Les hommes politiques doivent être des modèles dans nos sociétés en incarnant dans leurs pratiques le respect des valeurs et principes qui fondent les droits humains. Leurs actes doivent contribuer à construire la crédibilité de la République et son caractère inclusif qui fait des femmes, des électrices et des éligibles juste come « UN CITOYEN »?

Les grands partis politiques choisissent rarement des femmes à l’issue des primaires car ils estiment que celles-ci ont moins de chances de gagner.

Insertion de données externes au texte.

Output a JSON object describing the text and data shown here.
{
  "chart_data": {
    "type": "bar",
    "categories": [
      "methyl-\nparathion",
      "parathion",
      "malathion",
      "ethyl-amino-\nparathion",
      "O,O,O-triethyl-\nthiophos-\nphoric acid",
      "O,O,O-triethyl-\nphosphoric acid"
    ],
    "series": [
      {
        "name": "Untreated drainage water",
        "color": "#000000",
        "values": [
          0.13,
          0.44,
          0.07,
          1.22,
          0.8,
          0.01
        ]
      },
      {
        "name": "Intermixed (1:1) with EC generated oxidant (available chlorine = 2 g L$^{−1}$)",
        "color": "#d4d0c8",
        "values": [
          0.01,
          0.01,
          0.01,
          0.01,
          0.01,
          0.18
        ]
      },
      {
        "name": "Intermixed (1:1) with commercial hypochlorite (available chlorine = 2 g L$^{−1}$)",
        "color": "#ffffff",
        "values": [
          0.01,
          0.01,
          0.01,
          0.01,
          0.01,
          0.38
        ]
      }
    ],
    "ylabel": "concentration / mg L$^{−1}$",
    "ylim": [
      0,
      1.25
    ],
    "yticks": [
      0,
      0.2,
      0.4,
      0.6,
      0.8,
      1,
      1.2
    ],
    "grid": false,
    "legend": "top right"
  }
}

Femme porte-parole de partis politiques, est une fiche de poste introuvable sur l’échiquier politique guinéen.

Il arrive qu’un parti politique cherche à se faire bien voire en choisissant une femme mais ne la soutienne pas suffisamment pour qu’elle remporte l’élection.

En Afrique, Ellen Johnson Sirleaf, présidente du Libéria, Joyce Banda, l’ancienne présidente du Malawi, Ameenah Gurib-Fakim, la présidente de Maurice, et Catherine Samba-Panza, l’ancienne présidente de transition de la République centrafricaine font partie de ces femmes qui ont brisé « le plafond de verre ».

La place de la femme dans la société guinéenne tient à la persistance de sa représentation sociale : gardienne de valeur morale, pivot de l’espace domestique et soumise à l’homme. Leur avenir politique reste un marathon indéfini.

Dans le monde entier, l’image de la politique comme une activité virile est bien entretenue. La Guinée n’est pas une exception mais un minimum de respect dans la parole publique pour une meilleure éducation de l’opinion. C’est l’effort à fournir pour ennoblir la politique afin qu’elle nous parle de la gouvernance de la cité des femmes et des hommes.

En lieu et place des injures, remettez la loi sur la parité à l’ordre du jour de notre auguste assemblée nationale.